The additional money will be consumed a $3 million increase in the county’s healthcare costs. The county’s health care costs shot up 50 percent over the last five years, Lewis said.

The county is fighting back, though. County staffers get apples-to-apples cost comparisons for comparable medical procedures in different parts of the state.

When the procedure is finished and paid for, the staffer gets 20 percent of any savings.

For example, if an MRI costs $4,000 in one place and $400 somewhere else, the county staffer gets 20 percent of the $3,600 savings — $720.

Also gone is the county’s community grant program. Instead, the county will contract with outside agencies that deliver services that align with the county’s plan.

The commissioners committed $100,000 to the United Way of Eagle River Valley.

Human services deficit

There’s also a $1 million deficit in the county’s public health and human services costs. That shortfall started when the recession hit in 2007, and the county’s public assistance costs spiked. Those costs have not significantly fallen in the recovery.

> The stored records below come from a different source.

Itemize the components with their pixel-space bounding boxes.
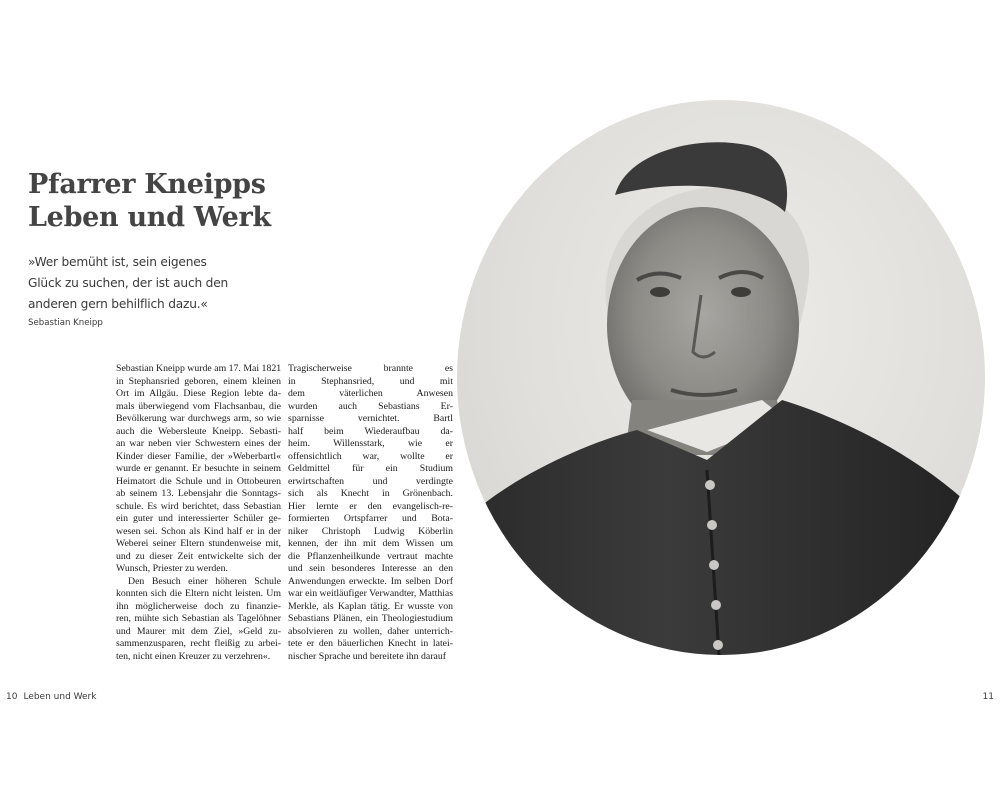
text-line: schule. Es wird berichtet, dass Sebastian: [116, 500, 281, 512]
text-line: kennen, der ihn mit dem Wissen um: [288, 538, 453, 549]
text-line: Hier lernte er den evangelisch-re-: [288, 500, 453, 512]
text-line: auch die Webersleute Kneipp. Sebasti-: [116, 425, 281, 437]
text-line: Wunsch, Priester zu werden.: [116, 563, 228, 574]
text-line: konnten sich die Eltern nicht leisten. Um: [116, 588, 281, 599]
portrait-illustration: [457, 100, 985, 655]
text-line: nischer Sprache und bereitete ihn darauf: [288, 650, 447, 662]
text-line: die Pflanzenheilkunde vertraut machte: [288, 550, 453, 562]
text-line: Geldmittel für ein Studium: [288, 463, 453, 474]
quote-author: Sebastian Kneipp: [28, 318, 103, 328]
page-number-left: 10: [6, 692, 18, 702]
text-line: ihn möglicherweise doch zu finanzie-: [116, 600, 281, 612]
text-line: ab seinem 13. Lebensjahr die Sonntags-: [116, 488, 281, 499]
body-text-column-1: [116, 363, 281, 663]
text-line: ein guter und interessierter Schüler ge-: [116, 513, 281, 524]
text-line: offensichtlich war, wollte er: [288, 450, 453, 462]
text-line: Bevölkerung war durchwegs arm, so wie: [116, 413, 281, 424]
text-line: wurde er genannt. Er besuchte in seinem: [116, 463, 281, 474]
text-line: in Stephansried, und mit: [288, 375, 453, 387]
text-line: war ein weitläufiger Verwandter, Matthias: [288, 588, 454, 599]
text-line: sparnisse vernichtet. Bartl: [288, 413, 453, 424]
text-line: Merkle, als Kaplan tätig. Er wusste von: [288, 600, 453, 612]
page-number-right: 11: [982, 692, 994, 702]
text-line: absolvieren zu wollen, daher unterrich-: [288, 625, 453, 637]
text-line: ten, nicht einen Kreuzer zu verzehren«.: [116, 650, 271, 662]
text-line: heim. Willensstark, wie er: [288, 438, 453, 449]
quote-line: »Wer bemüht ist, sein eigenes: [28, 255, 207, 269]
text-line: niker Christoph Ludwig Köberlin: [288, 525, 453, 537]
text-line: wurden auch Sebastians Er-: [288, 400, 453, 412]
text-line: und zu dieser Zeit entwickelte sich der: [116, 550, 281, 562]
text-line: mals überwiegend vom Flachsanbau, die: [116, 400, 281, 412]
quote-line: anderen gern behilflich dazu.«: [28, 297, 208, 311]
chapter-title-line-2: Leben und Werk: [28, 202, 271, 233]
text-line: formierten Ortspfarrer und Bota-: [288, 513, 453, 524]
text-line: und Maurer mit dem Ziel, »Geld zu-: [116, 625, 281, 637]
text-line: dem väterlichen Anwesen: [288, 388, 453, 399]
epigraph-quote: [28, 252, 238, 315]
text-line: Sebastian Kneipp wurde am 17. Mai 1821: [116, 363, 282, 374]
running-section-title: Leben und Werk: [23, 692, 97, 702]
text-line: Anwendungen erweckte. Im selben Dorf: [288, 575, 453, 587]
portrait-photo: [457, 100, 985, 655]
text-line: Kinder dieser Familie, der »Weberbartl«: [116, 450, 281, 462]
quote-line: Glück zu suchen, der ist auch den: [28, 276, 229, 290]
text-line: Tragischerweise brannte es: [288, 363, 453, 374]
text-line: half beim Wiederaufbau da-: [288, 425, 453, 437]
footer-left: [6, 692, 102, 702]
text-line: ren, mühte sich Sebastian als Tagelöhner: [116, 613, 281, 624]
text-line: Sebastians Plänen, ein Theologiestudium: [288, 613, 453, 624]
body-text-column-2: [288, 363, 453, 663]
chapter-title-line-1: Pfarrer Kneipps: [28, 169, 266, 200]
text-line: und sein besonderes Interesse an den: [288, 563, 453, 574]
text-line: sich als Knecht in Grönenbach.: [288, 488, 453, 499]
text-line: erwirtschaften und verdingte: [288, 475, 453, 487]
text-line: an war neben vier Schwestern eines der: [116, 438, 281, 449]
text-line: Ort im Allgäu. Diese Region lebte da-: [116, 388, 281, 399]
text-line: wesen sei. Schon als Kind half er in der: [116, 525, 281, 537]
text-line: Heimatort die Schule und in Ottobeuren: [116, 475, 281, 487]
text-line: tete er den bäuerlichen Knecht in latei-: [288, 638, 453, 649]
text-line: sammenzusparen, recht fleißig zu arbei-: [116, 638, 281, 649]
text-line: in Stephansried geboren, einem kleinen: [116, 375, 281, 387]
text-line: Den Besuch einer höheren Schule: [128, 575, 281, 587]
text-line: Weberei seiner Eltern stundenweise mit,: [116, 538, 281, 549]
chapter-title: [28, 168, 271, 234]
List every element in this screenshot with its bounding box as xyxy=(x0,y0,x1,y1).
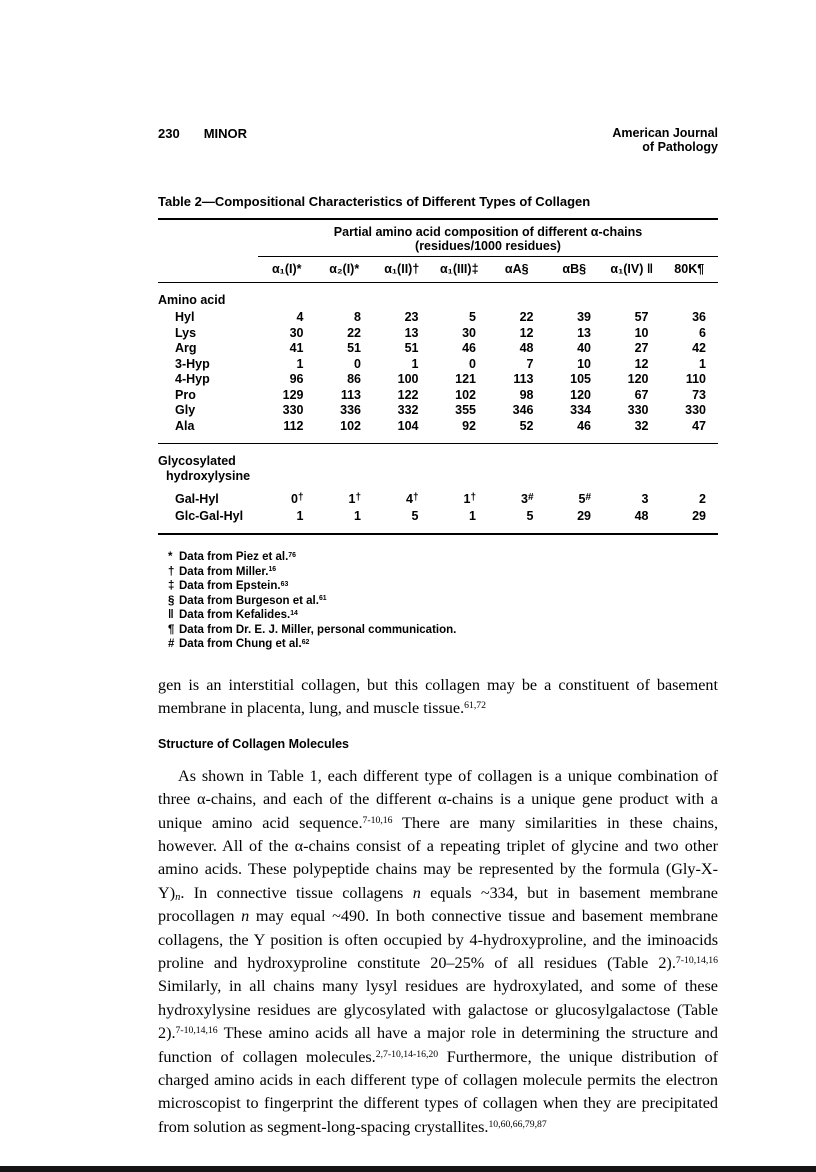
value-cell: 10 xyxy=(634,325,649,340)
value-cell: 13 xyxy=(404,325,419,340)
table-row xyxy=(158,419,718,444)
blank-cell xyxy=(158,257,258,283)
column-header-row xyxy=(158,257,718,283)
journal-name xyxy=(612,126,718,154)
value-cell: 23 xyxy=(404,310,419,324)
row-label: Arg xyxy=(175,341,197,355)
value-cell: 120 xyxy=(627,372,649,386)
footnote-marker: † xyxy=(355,492,361,503)
value-cell: 122 xyxy=(397,387,419,402)
row-label: Gal-Hyl xyxy=(175,492,219,506)
value-cell: 12 xyxy=(634,356,649,371)
footnote-marker: ‡ xyxy=(168,580,175,592)
footnote-marker: † xyxy=(412,492,419,503)
value-cell: 0 xyxy=(354,356,361,371)
footnote-text: Data from Chung et al.$^{62}$ xyxy=(179,638,310,650)
value-cell: 121 xyxy=(455,372,476,386)
blank-cell xyxy=(158,219,258,257)
value-cell: 0† xyxy=(290,492,304,506)
value-cell: 40 xyxy=(577,341,591,355)
table-footnotes xyxy=(158,550,718,652)
value-cell: 51 xyxy=(347,341,361,355)
value-cell: 8 xyxy=(354,310,361,324)
paragraph-main: As shown in Table 1, each different type of collagen is a unique combination of three α-chains, and each of the different α-chains is a unique gene product with a unique amino acid sequence.$^{7-10,16}$ There are many similarities in these chains, however. All of the α-chains consist of a repeating triplet of glycine and two other amino acids. These polypeptide chains may be represented by the formula (Gly-X-Y)n. In connective tissue collagens n equals ~334, but in basement membrane procollagen n may equal ~490. In both connective tissue and basement membrane collagens, the Y position is often occupied by 4-hydroxyproline, and the iminoacids proline and hydroxyproline constitute 20–25% of all residues (Table 2).$^{7-10,14,16}$ Similarly, in all chains many lysyl residues are hydroxylated, and some of these hydroxylysine residues are glycosylated with galactose or glucosylgalactose (Table 2).$^{7-10,14,16}$ These amino acids all have a major role in determining the structure and function of collagen molecules.$^{2,7-10,14-16,20}$ Furthermore, the unique distribution of charged amino acids in each different type of collagen molecule permits the electron microscopist to fingerprint the different types of collagen when they are precipitated from solution as segment-long-spacing crystallites.$^{10,60,66,79,87}$ xyxy=(158,766,718,1136)
row-label: Hyl xyxy=(175,310,195,324)
footnote-text: Data from Epstein.$^{63}$ xyxy=(179,580,289,592)
value-cell: 42 xyxy=(692,341,706,355)
value-cell: 355 xyxy=(455,403,476,417)
footnote-text: Data from Burgeson et al.$^{61}$ xyxy=(179,594,327,607)
value-cell: 1 xyxy=(411,356,419,371)
column-header: 80K¶ xyxy=(661,257,719,283)
collagen-table xyxy=(158,218,718,535)
footnote-marker: # xyxy=(527,492,534,503)
table-footnote xyxy=(158,550,718,565)
reference-superscript: 63 xyxy=(280,580,289,588)
italic-text: n xyxy=(412,883,421,902)
value-cell: 102 xyxy=(455,387,476,402)
value-cell: 113 xyxy=(340,387,361,402)
table-footnote xyxy=(158,594,718,609)
value-cell: 104 xyxy=(397,418,419,433)
value-cell: 120 xyxy=(570,387,591,402)
footnote-marker: ‖ xyxy=(168,609,174,621)
value-cell: 92 xyxy=(462,418,476,433)
value-cell: 1 xyxy=(296,508,304,523)
row-label: Glc-Gal-Hyl xyxy=(175,508,244,523)
value-cell: 6 xyxy=(699,325,706,340)
footnote-marker: * xyxy=(168,551,173,563)
value-cell: 86 xyxy=(347,372,361,386)
row-label: Lys xyxy=(175,325,197,340)
footnote-text: Data from Piez et al.$^{76}$ xyxy=(179,551,296,563)
value-cell: 1 xyxy=(699,356,706,371)
table-row xyxy=(158,509,718,535)
value-cell: 30 xyxy=(289,325,304,340)
table-row xyxy=(158,403,718,419)
journal-name-line2: of Pathology xyxy=(642,140,718,154)
reference-superscript: 14 xyxy=(290,609,298,617)
value-cell: 330 xyxy=(627,403,649,417)
value-cell: 346 xyxy=(512,403,534,417)
group-label: Glycosylated hydroxylysine xyxy=(158,454,251,483)
reference-superscript: 16 xyxy=(268,566,277,574)
footnote-marker: ¶ xyxy=(168,623,175,636)
row-label: Ala xyxy=(175,418,195,433)
table-group xyxy=(158,283,718,444)
value-cell: 1† xyxy=(348,492,361,506)
value-cell: 10 xyxy=(577,356,591,371)
value-cell: 29 xyxy=(692,508,706,523)
value-cell: 110 xyxy=(685,372,706,386)
table-row xyxy=(158,372,718,388)
value-cell: 0 xyxy=(469,356,476,371)
value-cell: 105 xyxy=(570,372,591,386)
footnote-marker: # xyxy=(168,638,175,650)
value-cell: 39 xyxy=(577,310,591,324)
row-label: 4-Hyp xyxy=(175,372,210,386)
value-cell: 330 xyxy=(282,403,304,417)
running-author: MINOR xyxy=(203,126,248,141)
table-group xyxy=(158,444,718,535)
spacer-cell xyxy=(258,283,718,311)
page-bottom-edge xyxy=(0,1166,816,1172)
table-row xyxy=(158,341,718,357)
table-title: Table 2—Compositional Characteristics of Different Types of Collagen xyxy=(158,194,591,209)
value-cell: 32 xyxy=(634,418,649,433)
table-row xyxy=(158,310,718,326)
value-cell: 330 xyxy=(685,403,706,417)
row-label: 3-Hyp xyxy=(175,356,210,371)
value-cell: 100 xyxy=(397,372,419,386)
value-cell: 12 xyxy=(519,325,534,340)
value-cell: 5 xyxy=(411,508,419,523)
journal-name-line1: American Journal xyxy=(612,126,718,140)
column-header: α₁(II)† xyxy=(373,257,431,283)
value-cell: 48 xyxy=(519,341,534,355)
value-cell: 41 xyxy=(289,341,304,355)
section-heading: Structure of Collagen Molecules xyxy=(158,737,350,752)
value-cell: 5# xyxy=(578,492,591,506)
footnote-marker: § xyxy=(168,594,175,607)
running-head-left xyxy=(158,126,271,141)
table-footnote xyxy=(158,623,718,638)
column-header: α₁(III)‡ xyxy=(431,257,489,283)
footnote-marker: † xyxy=(470,492,476,503)
spacer-cell xyxy=(258,444,718,493)
value-cell: 102 xyxy=(340,418,361,433)
footnote-text: Data from Dr. E. J. Miller, personal communication. xyxy=(179,623,457,636)
value-cell: 52 xyxy=(519,418,534,433)
footnote-marker: † xyxy=(297,492,304,503)
value-cell: 112 xyxy=(283,418,304,433)
value-cell: 129 xyxy=(282,387,304,402)
value-cell: 1 xyxy=(469,508,476,523)
table-head xyxy=(158,219,718,283)
paragraph-continuation: gen is an interstitial collagen, but this collagen may be a constituent of basement membrane in placenta, lung, and muscle tissue.$^{61,72}$ xyxy=(158,675,718,717)
column-header: αB§ xyxy=(546,257,604,283)
value-cell: 13 xyxy=(577,325,591,340)
table-row xyxy=(158,326,718,342)
value-cell: 98 xyxy=(519,387,534,402)
value-cell: 51 xyxy=(404,341,419,355)
value-cell: 1 xyxy=(354,508,361,523)
reference-superscript: 7-10,14,16 xyxy=(175,1025,218,1037)
value-cell: 73 xyxy=(692,387,706,402)
value-cell: 46 xyxy=(462,341,476,355)
reference-superscript: 76 xyxy=(288,551,296,559)
value-cell: 4 xyxy=(296,310,304,324)
value-cell: 22 xyxy=(519,310,534,324)
span-header-line2: (residues/1000 residues) xyxy=(415,239,561,253)
table-footnote xyxy=(158,579,718,594)
value-cell: 3 xyxy=(641,492,649,506)
reference-superscript: 7-10,16 xyxy=(362,814,393,826)
footnote-text: Data from Kefalides.$^{14}$ xyxy=(179,609,298,621)
value-cell: 57 xyxy=(634,310,649,324)
table-footnote xyxy=(158,565,718,580)
footnote-marker: # xyxy=(585,492,591,503)
footnote-text: Data from Miller.$^{16}$ xyxy=(179,565,277,578)
span-header-line1: Partial amino acid composition of different α-chains xyxy=(333,225,643,239)
value-cell: 30 xyxy=(462,325,476,340)
value-cell: 3# xyxy=(520,492,534,506)
row-label: Gly xyxy=(175,403,196,417)
reference-superscript: 7-10,14,16 xyxy=(675,955,718,967)
span-header-row xyxy=(158,219,718,257)
value-cell: 22 xyxy=(347,325,361,340)
table-row xyxy=(158,357,718,373)
value-cell: 334 xyxy=(570,403,591,417)
table-footnote xyxy=(158,637,718,652)
group-label-row xyxy=(158,283,718,311)
table-row xyxy=(158,492,718,509)
value-cell: 5 xyxy=(469,310,476,324)
group-label: Amino acid xyxy=(158,293,226,307)
reference-superscript: 62 xyxy=(301,638,310,646)
value-cell: 48 xyxy=(634,508,649,523)
footnote-marker: † xyxy=(168,565,175,578)
subscript-text: n xyxy=(175,892,181,904)
value-cell: 67 xyxy=(634,387,649,402)
value-cell: 46 xyxy=(577,418,591,433)
value-cell: 113 xyxy=(513,372,534,386)
value-cell: 47 xyxy=(692,418,706,433)
value-cell: 5 xyxy=(526,508,534,523)
article-body xyxy=(158,674,718,1140)
value-cell: 7 xyxy=(526,356,534,371)
value-cell: 2 xyxy=(699,492,706,506)
group-label-row xyxy=(158,444,718,493)
column-header: α₂(I)* xyxy=(316,257,374,283)
reference-superscript: 10,60,66,79,87 xyxy=(488,1118,547,1130)
value-cell: 4† xyxy=(405,492,419,506)
reference-superscript: 61,72 xyxy=(464,700,486,712)
value-cell: 96 xyxy=(289,372,304,386)
span-header xyxy=(258,219,718,257)
column-header: α₁(IV) ‖ xyxy=(603,257,661,283)
page-number: 230 xyxy=(158,126,180,141)
value-cell: 1† xyxy=(463,492,476,506)
running-head xyxy=(158,126,718,154)
table-row xyxy=(158,388,718,404)
reference-superscript: 61 xyxy=(318,595,327,603)
value-cell: 36 xyxy=(692,310,706,324)
value-cell: 332 xyxy=(397,403,419,417)
value-cell: 336 xyxy=(340,403,361,417)
italic-text: n xyxy=(241,907,250,926)
column-header: αA§ xyxy=(488,257,546,283)
reference-superscript: 2,7-10,14-16,20 xyxy=(375,1048,439,1060)
value-cell: 1 xyxy=(296,356,304,371)
row-label: Pro xyxy=(175,387,196,402)
value-cell: 27 xyxy=(634,341,649,355)
table-footnote xyxy=(158,608,718,623)
column-header: α₁(I)* xyxy=(258,257,316,283)
value-cell: 29 xyxy=(577,508,591,523)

In 2010 at the peak of the recession, the county’s human services spending was $6.5 million.

Next year, the public health and human services budget is $11.2 million.

The county’s investment earnings, tied to federal interest rates, are down to essentially zero. The county earned $3 million a year in investment income prior to 2008.

It’ll be OK, though

The county has been stacking up money in reserves for years and has a healthy $23 million in the bank, Lewis said.

“We want to thank the department heads and all our staff, who’ve been holding the line on spending,” said Kathy Chandler-Henry, county commissioner.